Она с трудом оторвала взгляд от Клиффорда. Ее сжигала ревность — он улыбался девушке в желтом платье, и та с видимым удовольствием вальсировала с ним. Но, справившись с собой, Рейн ответила:
— О, полагаю, довольно скоро.
— Тогда, я надеюсь, вы станете мне позировать для портрета?
— Наверное, — безразлично бросила она.
Француз проигнорировал ее пренебрежительный тон.
— Вам повезло, что в распоряжении вашей семьи оказалось такое чудо архитектуры, как Канделла. Это одно из самых интересных зданий на всем юге Франции.
Они присоединились к танцующим парам — играли вальс, — Арман принялся рассказывать об архитектуре монастыря. Вскоре Рейн поняла, что он целиком поглощен своей работой; видимо, по этой причине он и нравился ее бабушке — та всегда покровительствовала истинным художникам. Кроме того, Рейн рассеянно отметила, что он довольно привлекателен. Лицо бледное, с тонкими чертами; большие темные серьезные глаза, обрамленные густыми ресницами; чуть вьющиеся короткие каштановые волосы…
Наконец вальс с Арманом закончился. Он поблагодарил ее, и она искренне ответила:
— Мне было очень приятно с вами танцевать. Вы прекрасно вальсируете.

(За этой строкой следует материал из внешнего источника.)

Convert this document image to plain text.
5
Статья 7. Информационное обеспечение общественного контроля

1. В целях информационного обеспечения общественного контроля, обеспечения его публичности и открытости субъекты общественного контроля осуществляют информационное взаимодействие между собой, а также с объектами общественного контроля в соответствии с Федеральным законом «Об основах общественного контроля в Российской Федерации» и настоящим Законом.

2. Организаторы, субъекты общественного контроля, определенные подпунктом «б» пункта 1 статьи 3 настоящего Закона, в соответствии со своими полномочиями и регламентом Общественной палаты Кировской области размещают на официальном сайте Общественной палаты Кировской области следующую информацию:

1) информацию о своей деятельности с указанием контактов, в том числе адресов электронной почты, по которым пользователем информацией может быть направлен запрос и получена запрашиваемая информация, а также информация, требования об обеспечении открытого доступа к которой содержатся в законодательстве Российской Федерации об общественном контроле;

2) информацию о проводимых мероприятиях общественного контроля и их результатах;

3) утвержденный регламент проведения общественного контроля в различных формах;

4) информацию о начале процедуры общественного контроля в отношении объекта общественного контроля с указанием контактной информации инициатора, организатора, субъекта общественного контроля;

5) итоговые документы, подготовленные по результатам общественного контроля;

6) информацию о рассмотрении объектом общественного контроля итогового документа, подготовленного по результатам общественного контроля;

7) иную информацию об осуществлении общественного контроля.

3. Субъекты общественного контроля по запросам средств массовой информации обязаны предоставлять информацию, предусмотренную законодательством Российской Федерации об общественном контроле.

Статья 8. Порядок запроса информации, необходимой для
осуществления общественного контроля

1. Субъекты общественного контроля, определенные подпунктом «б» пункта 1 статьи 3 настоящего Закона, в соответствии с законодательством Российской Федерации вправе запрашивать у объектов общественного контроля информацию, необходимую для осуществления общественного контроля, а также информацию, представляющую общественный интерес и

Он еще раз поклонился, польщенный ее похвалой. Рейн отвернулась от него к кузине Джениффер. Когда она поворачивалась, с ее головы слетел белый цветок. Арман немедленного наклонился и поднял его. Это была гардения. Восковые лепестки помялись, на них начали проступать коричневатые пятна. Он поднес цветок к лицу, и голова его закружилась от неожиданно сильного запаха — такого же, какой исходил от волос Рейн во время танца. В памяти его возникла Канделла — залитый солнцем монастырь. Арман задумался о том, что ему предстоит там делать; о том, что скоро сможет видеть Рейн ежедневно, и о том, что будет писать ее портрет в большом зале Круглой башни, где раньше располагалась часовня. Герцогиня отдала ему это помещение под мастерскую. В Каннах он снимал одну небольшую комнатку. Мать его умерла, отец погиб в партизанском отряде вскоре после того, как Франция сдалась немцам. Арману приходилось выбиваться из сил, чтобы заработать денег на жизнь, пока он получал образование. Теперь же, поступив на работу в парижский архитектурный салон «Мэзон Фрэр», у которого был филиал в Каннах, он, благодаря герцогине, получил свой первый реальный шанс. В Лондон он приехал по делам фирмы — и вдруг оказался на таком приеме вместе с семьей де Шаньи! Ему невероятно повезло. Он был счастлив, но внезапно, ни с того ни с сего, впал в тоску. Размял в пальцах цветок, выпавший из волос Рейн, вспомнил ее грацию и красоту, и вдруг осознал, что с этих пор не будет уже покоя душе Армана де Ружмана.